‘Weten jullie wie dit is?’ Alida laat ons een oude foto zien. Een vrouw in klederdracht. Hooggesloten zwarte jurk, een witte kap op met een rijk versierd oorijzer dat aan beide zijden van het voorhoofd uitsteekt. ‘Het is familie, maar wie is het?’
Later thuis zit mama met het vergrootglas over tafel gebogen. Ze tuurt door de loep naar de foto van ons familielid.
‘Dat is oma’s ring,’ zegt ze. Ze wijst naar de kap op het hoofd van de vrouw. Op de kap staan aan weerszijden twee grote ovale sieraden. ‘Precies de vorm van de diamanten ring van oma Beek. Eens kijken of ik ook de strikjes kan ontdekken.’

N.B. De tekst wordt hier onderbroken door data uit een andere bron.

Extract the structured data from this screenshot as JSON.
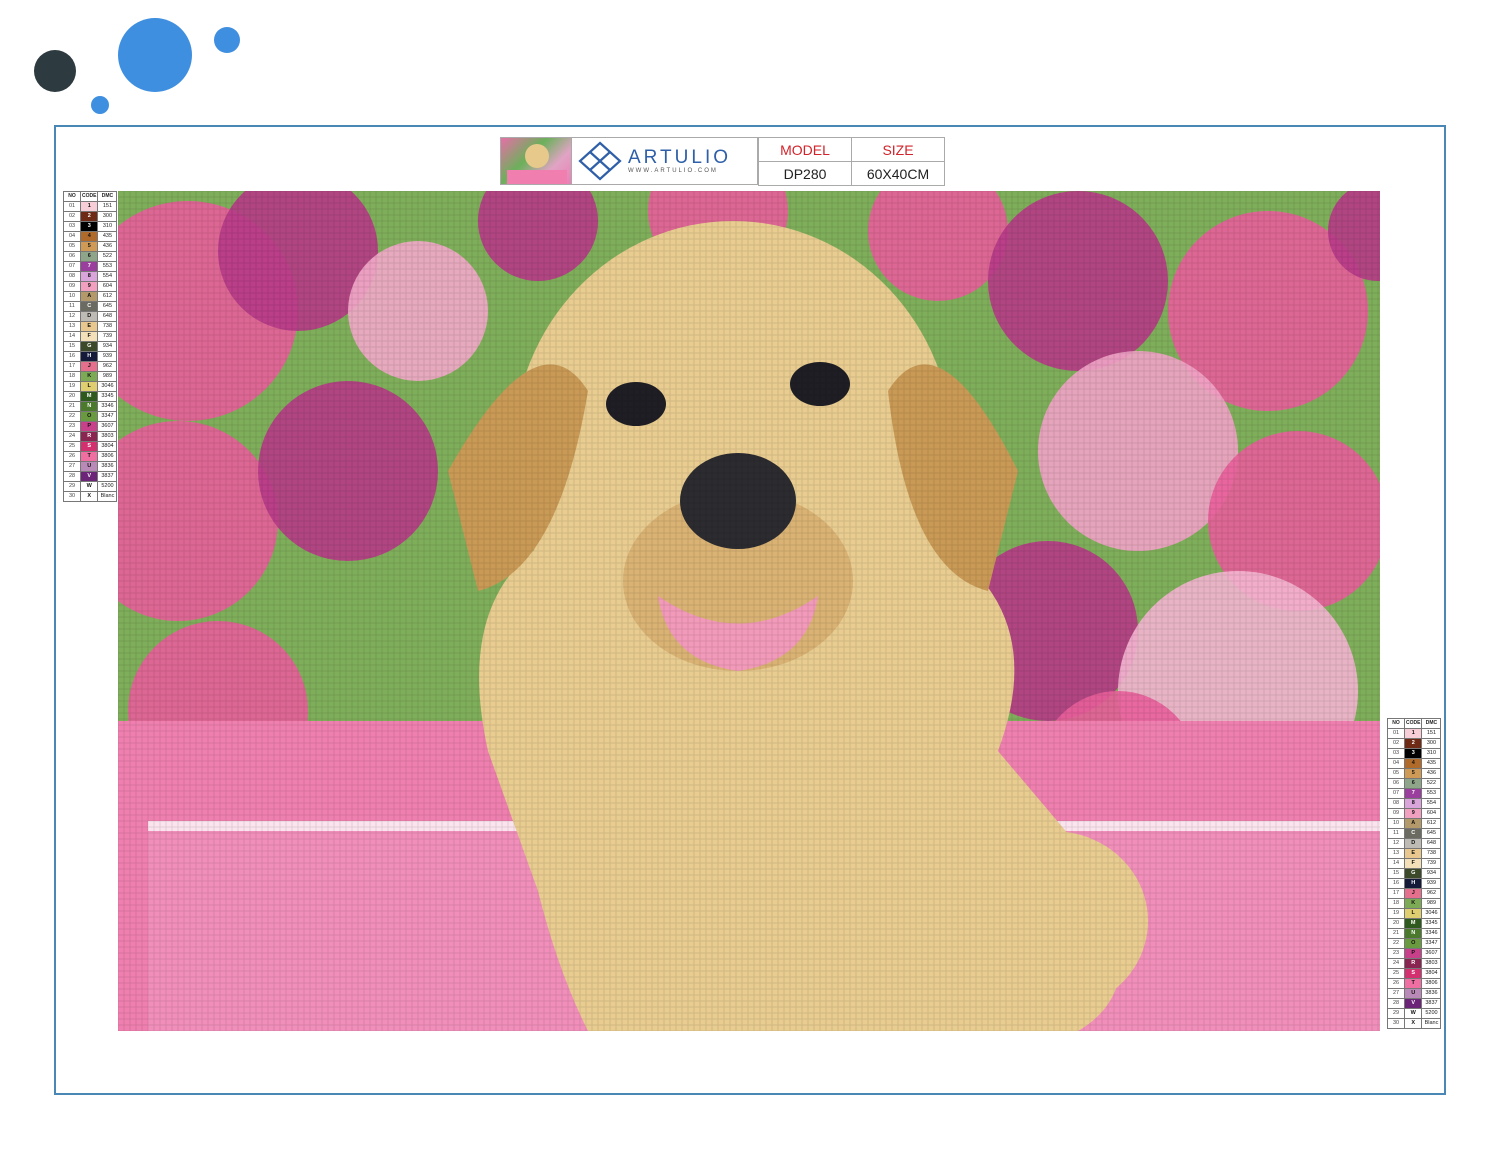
{
  "brand": {
    "name": "ARTULIO",
    "url": "WWW.ARTULIO.COM",
    "logo_icon": "diamond-lattice-icon"
  },
  "product": {
    "model_label": "MODEL",
    "size_label": "SIZE",
    "model_value": "DP280",
    "size_value": "60X40CM"
  },
  "legend": {
    "headers": [
      "NO",
      "CODE",
      "DMC"
    ],
    "rows": [
      {
        "no": "01",
        "code": "1",
        "dmc": "151",
        "color": "#f7cdd8"
      },
      {
        "no": "02",
        "code": "2",
        "dmc": "300",
        "color": "#6e2a14"
      },
      {
        "no": "03",
        "code": "3",
        "dmc": "310",
        "color": "#000000"
      },
      {
        "no": "04",
        "code": "4",
        "dmc": "435",
        "color": "#b06a2a"
      },
      {
        "no": "05",
        "code": "5",
        "dmc": "436",
        "color": "#cf9a55"
      },
      {
        "no": "06",
        "code": "6",
        "dmc": "522",
        "color": "#8fa58a"
      },
      {
        "no": "07",
        "code": "7",
        "dmc": "553",
        "color": "#9b3f9e"
      },
      {
        "no": "08",
        "code": "8",
        "dmc": "554",
        "color": "#d9a5db"
      },
      {
        "no": "09",
        "code": "9",
        "dmc": "604",
        "color": "#f2a0bf"
      },
      {
        "no": "10",
        "code": "A",
        "dmc": "612",
        "color": "#b49a6a"
      },
      {
        "no": "11",
        "code": "C",
        "dmc": "645",
        "color": "#6b6b62"
      },
      {
        "no": "12",
        "code": "D",
        "dmc": "648",
        "color": "#bdbbb3"
      },
      {
        "no": "13",
        "code": "E",
        "dmc": "738",
        "color": "#e9c890"
      },
      {
        "no": "14",
        "code": "F",
        "dmc": "739",
        "color": "#f3dfb8"
      },
      {
        "no": "15",
        "code": "G",
        "dmc": "934",
        "color": "#3d4a2a"
      },
      {
        "no": "16",
        "code": "H",
        "dmc": "939",
        "color": "#151a3a"
      },
      {
        "no": "17",
        "code": "J",
        "dmc": "962",
        "color": "#e5708e"
      },
      {
        "no": "18",
        "code": "K",
        "dmc": "989",
        "color": "#7dab55"
      },
      {
        "no": "19",
        "code": "L",
        "dmc": "3046",
        "color": "#e0cf70"
      },
      {
        "no": "20",
        "code": "M",
        "dmc": "3345",
        "color": "#2f5a1e"
      },
      {
        "no": "21",
        "code": "N",
        "dmc": "3346",
        "color": "#4b7a2c"
      },
      {
        "no": "22",
        "code": "O",
        "dmc": "3347",
        "color": "#6a9a3f"
      },
      {
        "no": "23",
        "code": "P",
        "dmc": "3607",
        "color": "#c9408a"
      },
      {
        "no": "24",
        "code": "R",
        "dmc": "3803",
        "color": "#8a2450"
      },
      {
        "no": "25",
        "code": "S",
        "dmc": "3804",
        "color": "#d3306f"
      },
      {
        "no": "26",
        "code": "T",
        "dmc": "3806",
        "color": "#f06fa3"
      },
      {
        "no": "27",
        "code": "U",
        "dmc": "3836",
        "color": "#b98ab8"
      },
      {
        "no": "28",
        "code": "V",
        "dmc": "3837",
        "color": "#6b2478"
      },
      {
        "no": "29",
        "code": "W",
        "dmc": "5200",
        "color": "#ffffff"
      },
      {
        "no": "30",
        "code": "X",
        "dmc": "Blanc",
        "color": "#fdfdfd"
      }
    ]
  },
  "artwork": {
    "palette": {
      "background_green": "#7fae5a",
      "flower_pink": "#e85f9a",
      "flower_magenta": "#b63a86",
      "box_pink": "#ee7fae",
      "dog_cream": "#e8cc90",
      "dog_tan": "#c99a55",
      "nose_dark": "#2b2b30",
      "tongue_pink": "#f29ab9"
    }
  }
}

Het verhaal van de strikjes. Later zijn er twee ringetjes van gemaakt, maar eerst zaten ze met de bovenkanten aan elkaar gesmeed op een ring van oma Beek. Twee kleine zilveren strikjes. Oma had vaak verteld dat ze oorspronkelijk elk aan een kant van de kap van haar grootmoeder prijkten.
Ik scan de foto en zoom in op de computer. Zo hebben we ook weleens het paardje op de das van opa Beek ontdekt.
Het vormpje op het oorijzer blijft vaag. Maar het zou heel goed het strikje kunnen zijn. Verrukt besluiten we dat dit inderdaad Japikje moet zijn.
Zo zien we Japikje dan voor het eerst.